O que me deixa estarrecida é ver que essa lavagem cerebral está saindo das cartilhas e indo parar em salas de aula. Não com essa simplicidade, logicamente. No ensino superior, ela adquire um tom sóbrio e complicado. Na academia, manipulação tem virado "conquista de cliente" ou "oratória". Mesmo revestido de novidade, o óbvio ainda mostra sua face: o que interessa é vender. E os cursos de Administração, Economia, Marketing e todo o resto da família que anda pululando em todas as esquinas ensinam a otimizar o funcionamento da empresa, reduzir custos, fidelizar o cliente etc. E fazem isso tudo com uma tal de "sinergia" absurda. É sinergia pra cá e pra lá, como se empregados, patrões e clientes vivessem em êxtase.

O fato é que há cursos e cursos, faculdades e faculdades. Mas há quem não perceba essa diferença e, quando dá por si, já está dentro de uma sala de aula, lendo livros de auto-ajuda empresarial para aprender a ser um bom líder ou para lidar com pessoas difíceis no trabalho.

Certa vez, observei uma professora de Psicologia Organizacional preparar suas aulas. Ela se desdobrava com os alunos em dinâmicas de grupo, brincadeiras, jogos e mais um punhado de atividades, digamos, lúdicas, para fazê-los aprender que uma boa interação entre os colegas reflete no andamento da empresa. Por que não assumir de uma vez que há colegas de serviço que têm vontade de se matar? E qual é o problema nisso? Não é mais sensato dizer "você não precisa gostar do seu colega, mas resolva suas diferenças fora da empresa. Aqui dentro, é o rendimento que importa"?

Há cursos que iludem alunos dizendo que devem amar seus colegas de trabalho, que os patrões são pessoas ótimas e que a tal Responsabilidade Social não é só mais um engodo. Iludem ainda dizendo que é preciso (e possível) se tornar um líder. Se isso fosse verdade, as faculdades formariam tantos caciques-líderes que seria difícil achar índio dando sopa por aí e aceitando o posto de empregado de uma empresa.

Muito provavelmente, essa legião de estudantes de baixa renda, aspirantes a executivos, continuará pobre e iludida.

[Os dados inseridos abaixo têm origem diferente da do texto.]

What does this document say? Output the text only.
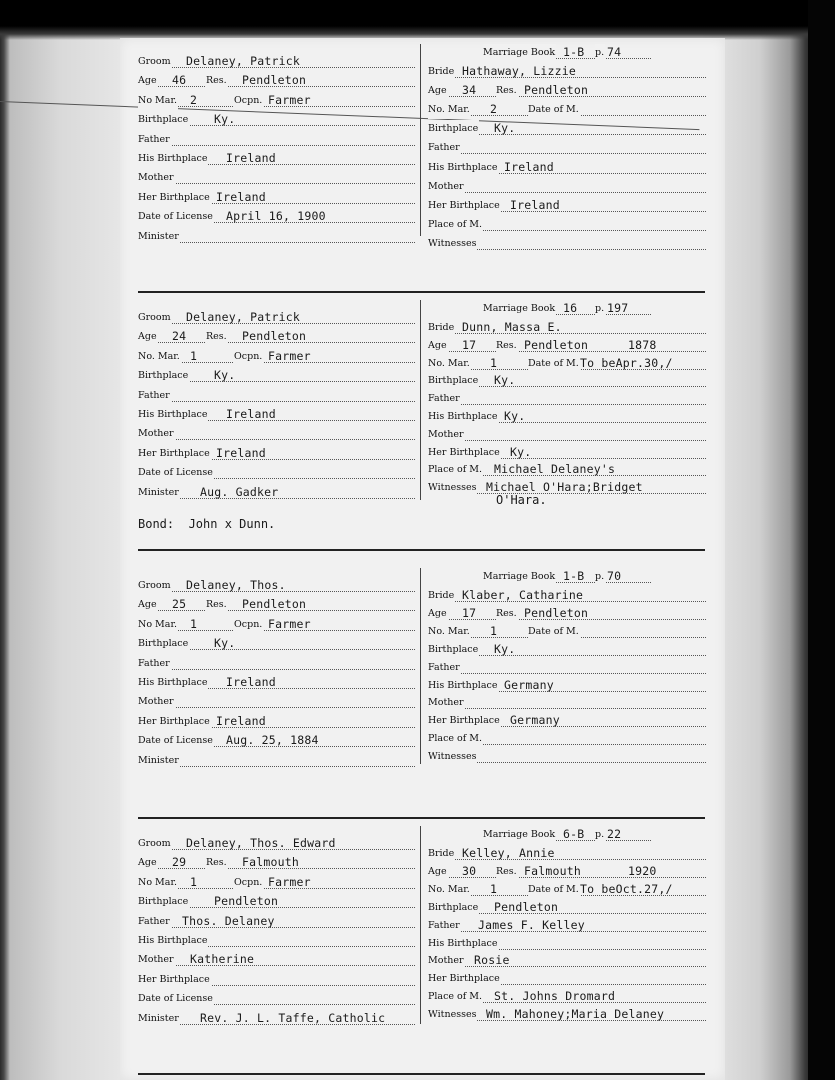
Groom Delaney, Patrick
Age 46 Res. Pendleton
No Mar. 2	Ocpn. Farmer
Birthplace Ky.
Father
His Birthplace Ireland
Mother
Her Birthplace Ireland
Date of License April 16, 1900
Minister
Marriage Book 1-B p. 74
Bride Hathaway, Lizzie
Age 34 Res. Pendleton
No. Mar. 2	Date of M.
Birthplace Ky.
Father
His Birthplace Ireland
Mother
Her Birthplace Ireland
Place of M.
Witnesses
Groom Delaney, Patrick
Age 24 Res. Pendleton
No. Mar. 1	Ocpn. Farmer
Birthplace Ky.
Father
His Birthplace Ireland
Mother
Her Birthplace Ireland
Date of License
Minister Aug. Gadker
Marriage Book 16 p. 197
Bride Dunn, Massa E.
Age 17 Res. Pendleton	1878
No. Mar. 1	Date of M. To beApr.30,/
Birthplace Ky.
Father
His Birthplace Ky.
Mother
Her Birthplace Ky.
Place of M. Michael Delaney's
Witnesses Michael O'Hara;Bridget
O'Hara.
Bond:  John x Dunn.
Groom Delaney, Thos.
Age 25 Res. Pendleton
No Mar. 1	Ocpn. Farmer
Birthplace Ky.
Father
His Birthplace Ireland
Mother
Her Birthplace Ireland
Date of License Aug. 25, 1884
Minister
Marriage Book 1-B p. 70
Bride Klaber, Catharine
Age 17 Res. Pendleton
No. Mar. 1	Date of M.
Birthplace Ky.
Father
His Birthplace Germany
Mother
Her Birthplace Germany
Place of M.
Witnesses
Groom Delaney, Thos. Edward
Age 29 Res. Falmouth
No Mar. 1	Ocpn. Farmer
Birthplace Pendleton
Father Thos. Delaney
His Birthplace
Mother Katherine
Her Birthplace
Date of License
Minister Rev. J. L. Taffe, Catholic
Marriage Book 6-B p. 22
Bride Kelley, Annie
Age 30 Res. Falmouth	1920
No. Mar. 1	Date of M. To beOct.27,/
Birthplace Pendleton
Father James F. Kelley
His Birthplace
Mother Rosie
Her Birthplace
Place of M. St. Johns Dromard
Witnesses Wm. Mahoney;Maria Delaney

E nem é preciso muito para acordar desse devaneio: há muitos donos de faculdades particulares que sequer conhecem a área da educação. E é aí que mora o perigo: a educação como comércio.

O mais triste é saber que a maior parte dos alunos/clientes dessas faculdades é formada por gente que ganha uma mixaria num emprego de oito horas por dia, quando não fazem hora extra. Se somarmos duas horas para o deslocamento entre a casa e o trabalho e outras duas para o almoço, é possível perceber que essa gente passa metade do dia engordando o lucro do patrão. E a hora para estudar? Geralmente, de 18h às 7h da manhã. Dormir para quê?

Alguns estudos dizem que 85% dos executivos são infelizes. Isso é uma generalização, claro, mas chega a ser engraçada se pensarmos na quantidade de gente que entra nesses cursos.

Que seja. Se nada der certo, ao menos o aluno aprenderá a publicar e vender um livro de auto-ajuda ou um manual de sucesso empresarial. Mas veja bem: eu disse publicar. Sim, porque aprender a escrever são outros quinhentos. E faculdades a que me refiro não se importam em formar semi-analfabetos.